The other part is about land that there is not really much transparency about what the World Bank is doing about financing African palm corporations and given that the high interest in investing in the region, there are questions about where that is coming from. Another thing that is clear is that there has been no movement so far to help campesino movements be able to come to agreements about land purchases or revalue the land that they have already purchased or get lower interest. All of those things are at the point of forcing movements to stop payments to the lose of the land at any time, so basically, what we have seen so far is the failure to address the problem in anyway and made it worse. There are a lot of different approaches that we are thinking through about ways of address this.

Most of what I’ve been doing is monitoring what the Bank has been doing, and most of what we have seen has been negative.

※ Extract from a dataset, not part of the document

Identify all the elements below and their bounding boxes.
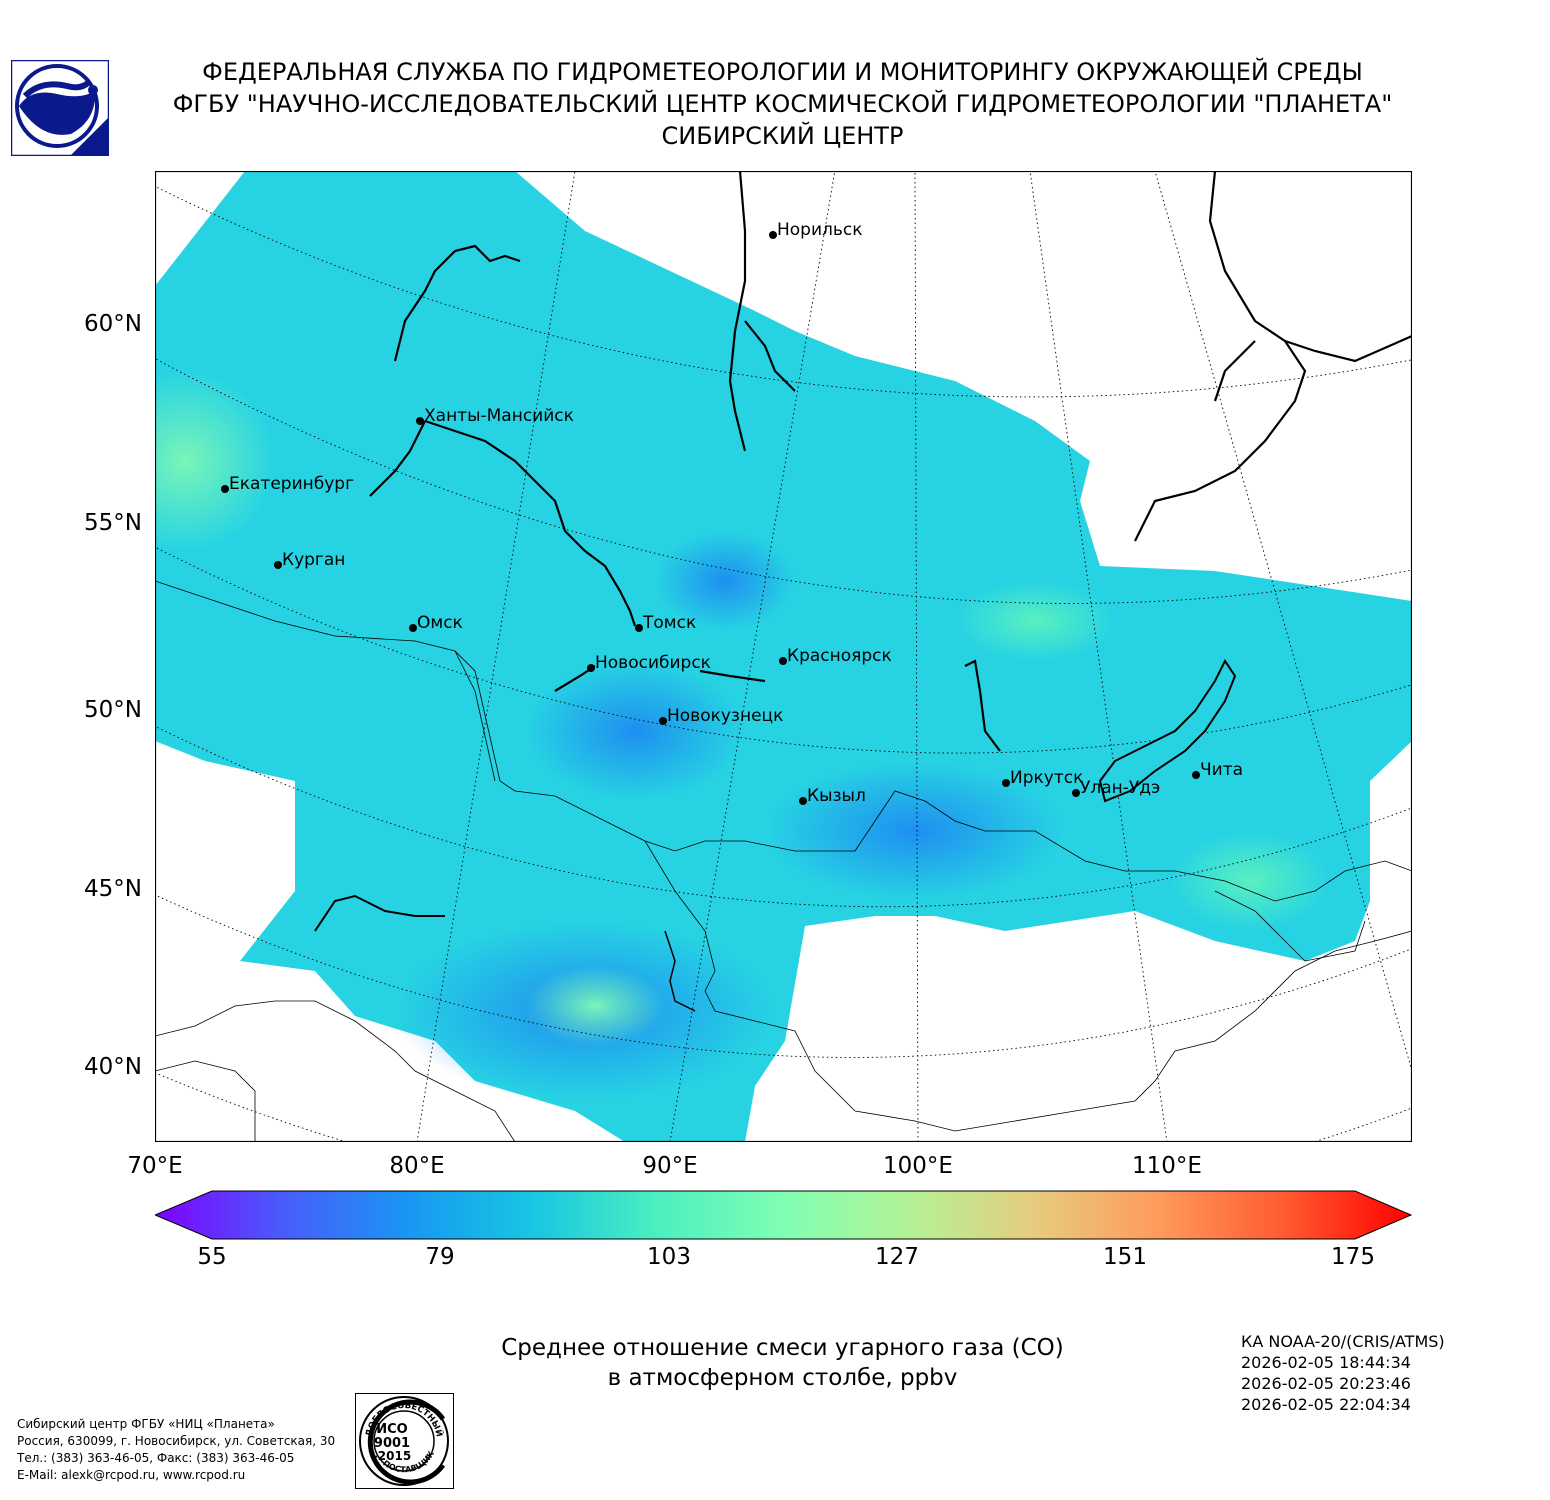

4. What do you and your partners hope will come of this investigation and other work being done to denounce the role of the IFIs in financing palm companies in Honduras?

Annie: We hope that we can continue to pressure the Banks and hopefully in stronger ways and that that could hopefully – and also bring out to the public more about the violence and paramilitary activity that is part of what is going on in the region.

5. You were the principal author and researcher of the impressive Bird Report in 2012 documenting hundreds of human rights abuses in the Aguan Valley, particularly those related to the 15th Battalion and U.S. role in the region. Can you give us an update of the human rights situation in relation to U.S. policy in the region since the report’s publication?

Annie: I think since that report was published, the number of killings dropped a lot all of a sudden at the end of 2013, probably because of all the international attention but what happened is that other kinds of repression increased like criminalization and operation of paramilitary groups that intimidate people. So there is still a very tense situation – killings have happened. On August 30 [2015], the son of a MUCA member was killed in a similar way that others have occurred, while he was waiting for a bus at 8:30 in the morning. Then a MOCRA member, Rodriguez was killed on September 3rd [2015] as he was on his bicycle going to cut palm for his work and Rodriguez was also pursued last year by the Xatruch Task Force, they chased him through a palm field into the town and fired over 300 shots, the school had to be evacuated and the same person was killed on September 3rd. The discourse of the government that is out there, is a way of taking the responsibility away from the palm companies, is that the government got land for the campesinos but then they began to kill each other over the disputes. And this is obviously false, and killings by paramilitary groups are being passed off as killings by campesinos. and MUCA members have nothing to do with the violence are being dragged into the issue and blamed and even arrested. Miguel Pacheco, the President of Lempira was arrested in August [2015] and charged with a murder that happened on a day while he was in a meeting with INA [National Agrarian Institute] in another part of the country with Cesar Ham, the Ministry of INA and so luckily because he was in the meeting, they were able to show that, and he was released. But then not long ago, just two weeks ago, Santos Lemos the leader of La Aurora was arrested and in jail now and being charged for murder that his neighborhoods say he had nothing to do with. So there are different kinds of repression being used now.

The role of the U.S. – at the time I wrote the report it was clear that the U.S. Special operations command had trained the 15th Battalion in the Aguan, which had so much articulation with the private security forces. And so that is something that needs to be looked into but there continues to be reports that there are U.S. soldiers on the base.